La coinquilina di Luca Materazzo: «Così ho vissuto tre mesi al fianco di un assassino»
di Paola Del Vecchio
Venerdì 5 Gennaio 2018, 08:26 - Ultimo agg. 6 Gennaio, 10:19
5 Minuti di Lettura

Siviglia. «Ancora non riesco a muovermi per casa senza provare terrore. Ho vissuto per tre mesi con un assassino. Se Luca è stato capace di fare quello che ha fatto a un suo familiare, a suo fratello, immagino ciò che avrebbe potuto fare a me, dormendo dietro la porta accanto». Fra tutte le persone entrate in contatto con Luca Materazzo durante la sua lunga latitanza a Siviglia, Andrea Varela Marquez è la più sconvolta dalla scoperta che l'amico della porta accanto è accusato di omicidio. Venti anni, grande bellezza mediterranea, Andrea lavora come barista nella discoteca Utopia di Siviglia. Ed è stata la coinquilina di Luca Materazzo nella stretta palazzina su due livelli, in Calle Tetuan, nel quartiere popolare del Cerro del Aguila fino alla sera del 30 dicembre, quando il ricercato napoletano ha lasciato il suo rifugio nella «barriada» - cemento abusivo, case occupate da famiglie gitane e pusher della droga, distante anni luce dai luminosi saloni dei piani alti di viale Maria Cristina di Savoia - per mendicare ospitalità a Miguel Meza, un amico. «No non ho avuto una relazione con Luca, non mi sono mai fidata di lui, è un tipo strano, ma non immaginavo fosse un criminale», assicura Andrea. Quando è stato fermato nel bar La Terraza dove lavorava, nell'Avenida Ramon y Cajal, dieci minuti a piedi da calle Tetuan, la primula rossa partenopea aveva in tasca non la sua carta di identità, ma il Dni di Andrea. «L'avevo perduto per le scale un mese fa, portando fuori la spazzatura e, per fortuna, avevo denunciato la scomparsa. Due giorni fa ho scoperto che lo aveva raccolto Luca e tenuto per sé, forse per acquistare biglietti di treno o autobus, per i quali si esige un numero di identificazione», giura la ragazza. Che, dopo un lungo silenzio e non senza reticenze, si è decisa a raccontare la sua verità. Sulla quale indaga ora la polizia spagnola.

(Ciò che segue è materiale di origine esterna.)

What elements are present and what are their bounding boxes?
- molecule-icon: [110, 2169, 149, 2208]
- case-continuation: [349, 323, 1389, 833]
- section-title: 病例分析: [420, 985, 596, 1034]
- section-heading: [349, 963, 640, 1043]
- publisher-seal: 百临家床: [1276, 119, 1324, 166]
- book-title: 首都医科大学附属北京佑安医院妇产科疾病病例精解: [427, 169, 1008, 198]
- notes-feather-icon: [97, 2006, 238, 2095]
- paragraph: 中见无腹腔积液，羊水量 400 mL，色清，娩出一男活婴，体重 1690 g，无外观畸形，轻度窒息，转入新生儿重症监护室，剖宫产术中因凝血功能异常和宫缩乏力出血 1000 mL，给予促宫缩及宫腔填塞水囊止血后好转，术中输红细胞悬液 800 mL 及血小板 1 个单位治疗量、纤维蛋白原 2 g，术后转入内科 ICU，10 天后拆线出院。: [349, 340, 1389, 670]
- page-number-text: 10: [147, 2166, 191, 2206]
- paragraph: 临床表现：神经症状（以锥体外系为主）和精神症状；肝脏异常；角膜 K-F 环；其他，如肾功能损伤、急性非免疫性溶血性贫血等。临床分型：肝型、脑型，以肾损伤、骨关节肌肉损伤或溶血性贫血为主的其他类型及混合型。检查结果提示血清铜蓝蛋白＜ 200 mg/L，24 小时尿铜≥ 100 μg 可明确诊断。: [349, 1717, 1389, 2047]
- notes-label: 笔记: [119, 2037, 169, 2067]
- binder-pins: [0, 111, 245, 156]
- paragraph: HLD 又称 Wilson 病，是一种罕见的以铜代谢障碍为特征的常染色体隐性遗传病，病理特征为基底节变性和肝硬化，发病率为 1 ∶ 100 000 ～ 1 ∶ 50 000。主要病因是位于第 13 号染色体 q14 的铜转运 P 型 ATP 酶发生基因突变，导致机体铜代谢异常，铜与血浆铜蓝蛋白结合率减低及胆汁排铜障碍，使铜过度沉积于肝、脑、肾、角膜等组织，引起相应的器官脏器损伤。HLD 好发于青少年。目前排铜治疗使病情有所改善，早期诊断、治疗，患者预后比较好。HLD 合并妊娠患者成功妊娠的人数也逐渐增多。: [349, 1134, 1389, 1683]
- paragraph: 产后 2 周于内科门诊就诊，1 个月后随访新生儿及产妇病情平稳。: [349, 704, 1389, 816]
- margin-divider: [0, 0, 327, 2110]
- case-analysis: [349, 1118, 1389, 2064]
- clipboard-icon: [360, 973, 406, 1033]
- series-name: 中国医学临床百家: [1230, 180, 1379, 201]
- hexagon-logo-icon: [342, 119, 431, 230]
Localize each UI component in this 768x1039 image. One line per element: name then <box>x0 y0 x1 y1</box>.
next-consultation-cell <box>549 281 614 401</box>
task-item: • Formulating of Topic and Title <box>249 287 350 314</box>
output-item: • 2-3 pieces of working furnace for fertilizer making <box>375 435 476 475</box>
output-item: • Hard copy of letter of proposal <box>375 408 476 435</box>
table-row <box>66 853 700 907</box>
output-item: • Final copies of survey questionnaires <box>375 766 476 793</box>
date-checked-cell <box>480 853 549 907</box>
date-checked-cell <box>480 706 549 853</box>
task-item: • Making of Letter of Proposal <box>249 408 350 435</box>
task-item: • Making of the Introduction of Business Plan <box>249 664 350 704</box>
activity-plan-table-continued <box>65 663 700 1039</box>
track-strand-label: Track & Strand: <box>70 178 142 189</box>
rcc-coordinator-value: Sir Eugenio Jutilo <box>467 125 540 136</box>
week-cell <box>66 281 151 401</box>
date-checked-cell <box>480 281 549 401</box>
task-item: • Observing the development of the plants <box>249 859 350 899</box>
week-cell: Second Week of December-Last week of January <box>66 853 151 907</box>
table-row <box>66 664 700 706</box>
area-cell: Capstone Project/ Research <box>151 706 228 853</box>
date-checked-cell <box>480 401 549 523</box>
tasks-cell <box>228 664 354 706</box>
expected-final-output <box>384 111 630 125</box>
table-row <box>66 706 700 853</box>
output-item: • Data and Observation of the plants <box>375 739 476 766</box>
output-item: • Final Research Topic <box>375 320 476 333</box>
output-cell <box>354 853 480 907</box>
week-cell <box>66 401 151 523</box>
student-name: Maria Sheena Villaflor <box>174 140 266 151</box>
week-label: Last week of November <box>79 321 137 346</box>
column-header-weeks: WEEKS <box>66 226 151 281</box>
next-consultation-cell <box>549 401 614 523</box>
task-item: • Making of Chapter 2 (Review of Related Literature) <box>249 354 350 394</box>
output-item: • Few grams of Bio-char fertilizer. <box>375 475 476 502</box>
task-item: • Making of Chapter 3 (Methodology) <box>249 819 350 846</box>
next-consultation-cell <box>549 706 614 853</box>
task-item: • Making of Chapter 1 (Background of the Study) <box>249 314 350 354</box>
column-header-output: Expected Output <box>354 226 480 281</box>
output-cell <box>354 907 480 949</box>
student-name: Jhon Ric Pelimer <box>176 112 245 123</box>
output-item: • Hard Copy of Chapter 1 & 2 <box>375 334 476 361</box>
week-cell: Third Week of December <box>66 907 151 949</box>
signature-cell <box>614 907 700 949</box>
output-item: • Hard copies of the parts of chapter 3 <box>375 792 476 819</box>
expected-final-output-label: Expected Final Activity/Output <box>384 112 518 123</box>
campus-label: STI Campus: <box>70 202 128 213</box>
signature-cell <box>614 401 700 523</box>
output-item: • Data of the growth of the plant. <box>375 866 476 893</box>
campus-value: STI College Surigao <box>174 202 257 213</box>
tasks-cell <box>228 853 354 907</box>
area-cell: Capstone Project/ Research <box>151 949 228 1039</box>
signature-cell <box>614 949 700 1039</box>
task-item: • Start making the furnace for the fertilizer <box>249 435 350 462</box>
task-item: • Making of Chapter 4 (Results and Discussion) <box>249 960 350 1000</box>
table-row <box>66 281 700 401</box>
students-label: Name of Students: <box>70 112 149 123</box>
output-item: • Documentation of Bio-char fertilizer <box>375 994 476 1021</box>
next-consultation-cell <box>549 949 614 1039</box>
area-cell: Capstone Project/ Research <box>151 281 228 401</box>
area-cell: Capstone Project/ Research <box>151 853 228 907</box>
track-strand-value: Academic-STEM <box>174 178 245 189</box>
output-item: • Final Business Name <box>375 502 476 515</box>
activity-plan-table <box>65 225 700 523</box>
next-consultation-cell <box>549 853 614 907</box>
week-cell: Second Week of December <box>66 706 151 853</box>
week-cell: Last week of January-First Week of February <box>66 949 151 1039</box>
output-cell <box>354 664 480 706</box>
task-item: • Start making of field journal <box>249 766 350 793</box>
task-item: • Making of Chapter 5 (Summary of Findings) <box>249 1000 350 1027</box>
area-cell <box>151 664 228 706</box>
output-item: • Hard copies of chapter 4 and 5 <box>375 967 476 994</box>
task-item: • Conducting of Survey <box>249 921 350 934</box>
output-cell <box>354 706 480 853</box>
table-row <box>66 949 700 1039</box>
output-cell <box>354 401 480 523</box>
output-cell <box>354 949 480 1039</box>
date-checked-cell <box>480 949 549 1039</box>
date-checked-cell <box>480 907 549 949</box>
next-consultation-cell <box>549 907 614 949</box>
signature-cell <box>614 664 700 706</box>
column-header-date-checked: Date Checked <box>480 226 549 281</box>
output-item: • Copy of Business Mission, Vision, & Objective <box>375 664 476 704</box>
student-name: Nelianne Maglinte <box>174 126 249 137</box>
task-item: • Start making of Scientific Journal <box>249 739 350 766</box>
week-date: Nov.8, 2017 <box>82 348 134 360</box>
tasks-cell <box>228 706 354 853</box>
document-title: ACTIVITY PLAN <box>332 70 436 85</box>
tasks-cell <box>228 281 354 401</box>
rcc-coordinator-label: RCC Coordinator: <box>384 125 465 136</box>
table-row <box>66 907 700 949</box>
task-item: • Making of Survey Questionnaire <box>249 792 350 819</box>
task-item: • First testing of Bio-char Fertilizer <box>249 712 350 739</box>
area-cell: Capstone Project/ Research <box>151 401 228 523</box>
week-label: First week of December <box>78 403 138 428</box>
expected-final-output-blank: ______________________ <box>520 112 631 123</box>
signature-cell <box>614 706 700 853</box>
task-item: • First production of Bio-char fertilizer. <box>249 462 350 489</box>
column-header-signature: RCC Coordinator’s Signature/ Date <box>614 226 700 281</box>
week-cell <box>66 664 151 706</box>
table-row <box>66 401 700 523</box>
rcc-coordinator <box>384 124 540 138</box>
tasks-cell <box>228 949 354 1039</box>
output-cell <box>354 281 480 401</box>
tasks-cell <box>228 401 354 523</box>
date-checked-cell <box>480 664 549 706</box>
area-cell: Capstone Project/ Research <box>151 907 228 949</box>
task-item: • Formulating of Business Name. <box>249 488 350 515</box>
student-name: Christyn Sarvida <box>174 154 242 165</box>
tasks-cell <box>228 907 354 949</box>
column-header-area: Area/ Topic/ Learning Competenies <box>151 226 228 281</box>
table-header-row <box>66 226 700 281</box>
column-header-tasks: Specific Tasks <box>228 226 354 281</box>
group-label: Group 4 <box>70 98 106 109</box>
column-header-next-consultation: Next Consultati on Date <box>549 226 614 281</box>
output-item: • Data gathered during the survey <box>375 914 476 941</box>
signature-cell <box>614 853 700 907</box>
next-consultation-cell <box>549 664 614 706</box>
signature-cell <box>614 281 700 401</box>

Come è arrivato Luca a vivere in casa sua?
«L'appartamento è di mio padre Carlos, e credo che Luca l'abbia aiutato nei mesi scorsi a ristrutturarlo. Quando io mi sono trasferita tre mesi fa, da Ibiza dove vivevo, lui era già qui, nella stanza al piano terra, ci viveva da mesi».

Come pagava l'affitto se al bar La Terraza Luca lavorava praticamente gratis? In precedenza aveva fatto l'operaio edile per suo padre?
«L'aveva aiutato nei lavori. Non so che accordo avessero, ma non intendo di parlare di mio padre. Luca diceva che, per servire ai tavoli tutto il giorno, gli davano una miseria, dieci euro in tutto».

La sua famiglia è di Dos Hermanas, un paesino vicino Siviglia?
«Sì».

Anche i poliziotti che hanno arrestato Luca gli hanno chiesto se aveva vissuto a Dos Hermanas prima di arrivare a Siviglia, e lui ha assentito, per poi ammettere la sua identità.
«Ripeto, non risponderò su questioni che riguardano la mia famiglia e tantomeno parlerò di mio padre Carlos. Luca era uno che non amava parlare di sé. A me aveva detto di essere originario di Napoli, orfano, di avere una sorella con cui non parlava più. E mi ha mostrato il suo biglietto da visita, di avvocato».

Perché non si fidava di lui? Ha mai provato ad approfondire l'amicizia?
«Sì, all'inizio. Lui era molto gentile e amabile. Una sera siamo usciti assieme, con mia cugina Raquel e il suo amico, Miguel, ma è stato da allora che ho cominciato a prendere le distanze e a mettere i paletti. Io sono una ragazza diretta, una persona franca, trasparente. Lui cercava invece sempre di fare di tutto per riuscire simpatico. Qui usiamo baciare gli amici sulle guance, ma lui era un continuo cercare una scusa per abbracciarti, elargire strette di mano a destra e a sinistra. Io l'ho sempre tenuto a distanza, perché aveva un che di artificiale, con quel suo sguardo che a volte ti fissava gelido, mentre con la mente era altrove. Un pignolo, un tipo ossessionato dall'idea di avere tutto sotto controllo. Non mi sembrava uno che la raccontasse tutta...».

 

Per esempio?
«Era gentile fino a essere servile, ma poi aveva una bella faccia tosta. Un giorno è venuto in cucina a chiedermi se potevo dargli da mangiare. Un altro arrivò a domandarmi se avessi preso una mela dal cestino dove ne aveva contate 7 e ne mancava una. Pensai: ma come si permette, in casa mia? Era forse un modo per attaccare bottone, ma mi inquietava. Ho evitato anche che venisse alla discoteca dove lavoro. Mi chiedeva continuamente se potevo aiutarlo a cercare un posto in cui guadagnare un po' di soldi. Mi sembrava strano per uno che diceva di essere avvocato, perché non viveva della sua professione?».
Aveva amicizie particolari, una fidanzata?
«In tutti questi mesi non l'ho mai visto venire a casa con una ragazza».
Perché a fine dicembre ha deciso di andarsene?
«Credo che mio padre gli abbia detto che doveva vendere casa e che doveva fare le valigie. È stato due giorni prima che l'arrestassero, con in tasca il mio documento di identità. Se penso di aver vissuto assieme a un assassino, mi tremano ancora le vene ai polsi».